All’interno di un’unica tensione per il Regno e di uno specchiarsi nella comune icona che è Gesù sposo e vergine, esiste una peculiarità, un dono specifico di ciascuna delle due vocazioni, in modo proprio di declinare le diverse dimensioni, i diversi registri dell’amore, così come li elenca S. Paolo al capitolo 13 della prima lettera ai Corinti: sia agli sposi che al vergine è chiesto di vivere un amore paziente, benigno, disinteressato, capace di perdono, generoso...
Così come c’è un modo degli sposi ed uno dei vergini (caratterizzati dalla diversa condizione di vita), di essere fecondi, fedeli, di vivere la propria sessualità, di testimoniare la tensione all’unità tra diversi.

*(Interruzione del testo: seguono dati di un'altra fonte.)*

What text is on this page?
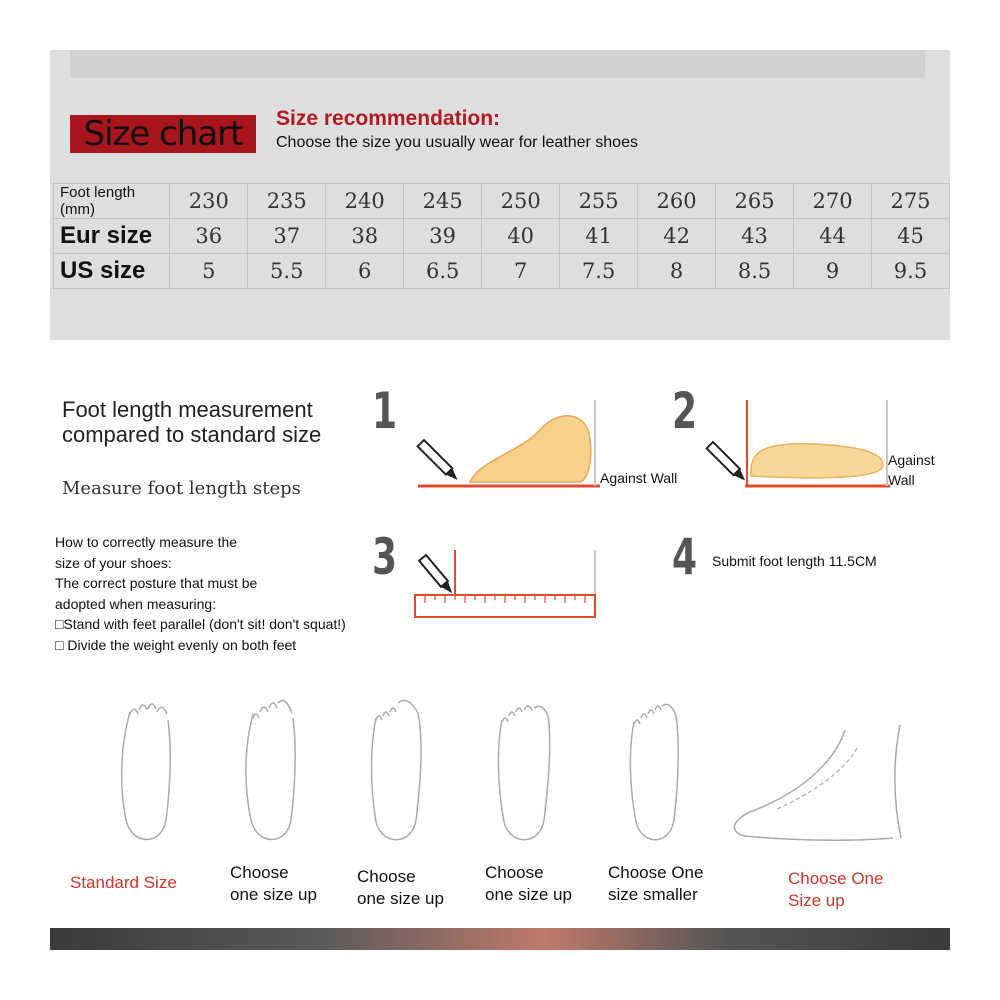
Size chart	Size recommendation:
Choose the size you usually wear for leather shoes
Foot length (mm)	230	235	240	245	250	255	260	265	270	275
Eur size	36	37	38	39	40	41	42	43	44	45
US size	5	5.5	6	6.5	7	7.5	8	8.5	9	9.5
Foot length measurement
compared to standard size
Measure foot length steps
How to correctly measure the
size of your shoes:
The correct posture that must be
adopted when measuring:
□Stand with feet parallel (don't sit! don't squat!)
□ Divide the weight evenly on both feet
1
Against Wall
2
Against
Wall
3	4 Submit foot length 11.5CM
Standard Size
Choose
one size up
Choose
one size up
Choose
one size up
Choose One
size smaller
Choose One
Size up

Si potrebbe dire che ciò che distingue una vocazione dall’altra corrisponde al suo dono particolare, al suo carisma, ma rappresenta al tempo stesso il rischio del suo tradimento.
Così la verginità per il Regno è segno di una radicalità di discepolato, di un’immediatezza di rapporti con il Dio vivente non distratta da legami umani esclusivi, di una disponibilità a spendersi per il Vangelo accanto e per tutti gli uomini. In tal senso con essa gli sposi non possono non confrontarsi.
Allo stesso modo il matrimonio per i vergini è specchio attraverso il quale prendere coscienza del fatto che il rapporto immediato con Dio è poi sempre mediato attraverso persone concrete, in carne ed ossa, come in primo luogo (ma non solo) il coniuge per uno sposo (“chi non ama il proprio fratello che vede non può amare Dio che non vede”).
Così la verginità esprime senza dubbio una carica profetica, anticipando quella che sarà la nostra condizione di risorti, ma ciò avviene attraverso la rinuncia a vivere la sessualità genitale, cioè quella forma di unità tra diversi (“una sola carne”) che, se illuminata dall’amore, fa della coppia l’immagine di Dio.
Analogamente si potrebbero enumerare i rischi, simmetrici, che le due vocazioni corrono e che corrispondono in definitiva alla estremizzazione delle rispettive peculiarità positive: così per i vergini (ma non solo per loro) è in agguato l’avarizia di vita e la sterilità di rapporti umani e per gli sposi l’assolutizzazione dei rapporti intrafamiliari.
Da quanto si è fin qui detto deriva l’assoluta necessità che vergini e sposi, resi consapevoli e coscienti della grande responsabilità dello specifico dono ricevuto, si impegnino a testimoniarlo fedelmente in un rapporto di dialogo e di ascolto, in modo che ne derivi un reciproco arricchimento1.
Ciò richiede luoghi ed occasioni (in verità oggi assai rari) di scambio e di condivisione fraterna, al di là di ogni distinzione gerarchica, ma esige a monte un discernimento e, quindi, un’educazione vocazionale.
Note
1) Icona biblica di questo dialogo fra il carisma sponsale e il ministero magisteriale è la testimonianza riferitaci da Luca negli Atti degli Apostoli al capitolo I. Si tratta di Aquila e Priscilla che dopo aver ascoltato il biblista Apollo, lo presero con loro e gli esposero con più accuratezza la via del Signore (18,25).